Genehmigungspflicht: Warum § 62 BauO NRW (2018) hier nicht greift

Grundsätzlich ist bei einer Nutzungsänderung die Frage zu klären, ob ein neues Baugenehmigungsverfahren erforderlich ist oder ob die Änderung genehmigungsfrei erfolgen kann. Das Land Nordrhein-Westfalen sieht in § 62 der BauO NRW 2018 bestimmte Erleichterungen vor. Danach kann eine Nutzungsänderung ausnahmsweise verfahrensfrei (d.h. ohne Genehmigung) sein, wenn sich durch die neue Nutzung keine zusätzlichen oder anderen öffentlich-rechtlichen Anforderungen ergeben. In der Praxis ist diese Ausnahme jedoch selten anwendbar. Im vorliegenden Fall greifen die Bedingungen für eine genehmigungsfreie Nutzungsänderung nicht, denn die geplante Möbelausstellung unterscheidet sich in wichtigen Punkten von der früheren Bankfiliale:

  • Nutzungsart und Anforderungen: Die Bank war eine Dienstleistungsnutzung, während es sich bei einem Möbel-Verkaufsraum um eine Einzelhandelsnutzung handelt. Dadurch kommen andere Vorschriften zum Tragen, u.a. hinsichtlich Kundenzahl und Brandlast. Die neue Nutzung muss also nach anderen Kriterien beurteilt werden als die alte.
  • Öffentlich-rechtliche Auflagen: Für das Möbelgeschäft gelten teils andere öffentlich-rechtliche Anforderungen als für die Bank. Beispielsweise unterscheiden sich Anforderungen an PKW-Stellplätze und an die Barrierefreiheit bei einem Ladenlokal von denen einer Bankfiliale. Auch planungsrechtlich könnte eine andere Bewertung nötig sein – etwa falls der Bebauungsplan Einzelhandel anders einstuft als Dienstleistungsbetriebe.

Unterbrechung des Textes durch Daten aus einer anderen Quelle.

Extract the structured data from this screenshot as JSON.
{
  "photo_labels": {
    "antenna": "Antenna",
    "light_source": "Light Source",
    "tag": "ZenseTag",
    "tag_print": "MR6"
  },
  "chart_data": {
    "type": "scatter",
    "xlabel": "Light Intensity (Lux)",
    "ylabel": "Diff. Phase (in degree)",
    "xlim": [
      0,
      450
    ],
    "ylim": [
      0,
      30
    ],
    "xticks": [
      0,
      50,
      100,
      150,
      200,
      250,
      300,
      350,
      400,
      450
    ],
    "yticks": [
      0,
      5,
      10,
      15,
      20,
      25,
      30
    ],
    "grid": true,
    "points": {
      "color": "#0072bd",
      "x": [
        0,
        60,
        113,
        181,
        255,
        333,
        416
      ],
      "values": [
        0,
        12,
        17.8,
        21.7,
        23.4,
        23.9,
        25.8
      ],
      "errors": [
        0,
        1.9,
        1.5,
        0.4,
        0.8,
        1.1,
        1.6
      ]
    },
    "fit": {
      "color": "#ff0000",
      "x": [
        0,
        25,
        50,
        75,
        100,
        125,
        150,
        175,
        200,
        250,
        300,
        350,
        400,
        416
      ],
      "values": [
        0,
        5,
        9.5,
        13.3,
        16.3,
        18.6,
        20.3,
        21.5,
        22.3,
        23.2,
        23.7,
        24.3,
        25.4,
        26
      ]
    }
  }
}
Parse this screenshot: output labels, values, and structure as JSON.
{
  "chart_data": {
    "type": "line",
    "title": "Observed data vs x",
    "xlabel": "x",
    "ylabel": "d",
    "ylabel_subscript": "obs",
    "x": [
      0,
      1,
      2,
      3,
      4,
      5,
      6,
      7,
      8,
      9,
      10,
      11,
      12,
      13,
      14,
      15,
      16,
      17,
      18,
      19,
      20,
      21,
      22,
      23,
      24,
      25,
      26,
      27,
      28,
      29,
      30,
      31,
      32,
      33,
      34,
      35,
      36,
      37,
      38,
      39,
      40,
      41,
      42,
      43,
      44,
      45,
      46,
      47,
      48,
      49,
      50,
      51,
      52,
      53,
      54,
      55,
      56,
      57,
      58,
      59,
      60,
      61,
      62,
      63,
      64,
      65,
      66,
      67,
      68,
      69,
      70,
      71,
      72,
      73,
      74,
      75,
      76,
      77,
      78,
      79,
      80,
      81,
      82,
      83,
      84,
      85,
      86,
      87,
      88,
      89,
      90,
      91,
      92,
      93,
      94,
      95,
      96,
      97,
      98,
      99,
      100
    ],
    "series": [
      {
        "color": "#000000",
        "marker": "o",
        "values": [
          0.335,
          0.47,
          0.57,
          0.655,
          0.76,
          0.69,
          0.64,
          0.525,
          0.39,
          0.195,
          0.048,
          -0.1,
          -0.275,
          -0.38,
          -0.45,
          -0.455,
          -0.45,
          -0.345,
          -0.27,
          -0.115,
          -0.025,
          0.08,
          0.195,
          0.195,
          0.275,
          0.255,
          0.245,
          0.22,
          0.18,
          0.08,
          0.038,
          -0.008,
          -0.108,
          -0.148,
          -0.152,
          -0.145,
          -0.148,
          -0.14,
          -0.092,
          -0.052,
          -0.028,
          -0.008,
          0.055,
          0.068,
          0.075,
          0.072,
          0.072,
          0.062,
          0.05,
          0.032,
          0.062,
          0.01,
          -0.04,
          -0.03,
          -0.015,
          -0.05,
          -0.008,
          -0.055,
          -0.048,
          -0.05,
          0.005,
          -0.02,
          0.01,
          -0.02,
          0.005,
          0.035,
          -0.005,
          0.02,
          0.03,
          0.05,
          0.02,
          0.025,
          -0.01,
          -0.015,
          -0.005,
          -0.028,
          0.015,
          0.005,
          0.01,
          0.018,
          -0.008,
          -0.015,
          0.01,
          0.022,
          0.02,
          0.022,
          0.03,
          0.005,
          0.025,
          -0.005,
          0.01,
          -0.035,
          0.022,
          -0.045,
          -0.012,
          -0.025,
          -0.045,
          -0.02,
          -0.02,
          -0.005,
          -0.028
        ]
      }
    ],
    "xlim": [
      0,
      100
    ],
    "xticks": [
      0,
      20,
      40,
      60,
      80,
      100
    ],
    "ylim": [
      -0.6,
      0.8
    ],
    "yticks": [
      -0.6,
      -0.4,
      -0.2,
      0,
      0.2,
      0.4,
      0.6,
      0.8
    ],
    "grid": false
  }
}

Zwar war die alte Banknutzung ordnungsgemäß genehmigt, doch die neue Nutzung ist nicht exakt vergleichbar, sodass eine formale Nutzungsänderung beantragt werden muss. Anders wäre es nur, wenn die neue Nutzung völlig gleichartige Rahmenbedingungen hätte (was hier nicht der Fall ist) oder wenn die bauliche Anlage selbst in Gänze verfahrensfrei wäre. Da ein Ladenlokal aber kein verfahrensfreies Bauvorhaben nach § 62 Abs.1 BauO NRW ist, bleibt es dabei: Eine Baugenehmigung ist erforderlich.

Hinzu kommt, dass bei einer Nutzungsänderung stets geprüft wird, ob die Zulässigkeit nach Bauplanungsrecht gegeben ist. In einem Misch- oder Kerngebiet sind sowohl Bankfilialen als auch Möbelläden in der Regel zulässig, doch müssen z.B. eventuelle Sortimentsbeschränkungen oder Zentrenkonzepte der Stadt berücksichtigt werden. In Eller befindet sich das Objekt an der Gumbertstraße, einer etablierten Geschäftsstraße, sodass die Ansiedlung eines Büromöbel-Verkaufs vermutlich mit den Zielen der Stadtteilentwicklung im Einklang steht (zumal Leerstände vermieden werden). Nichtsdestotrotz erfordert der formale Wechsel der Nutzungsart die Zustimmung der Bauaufsichtsbehörde.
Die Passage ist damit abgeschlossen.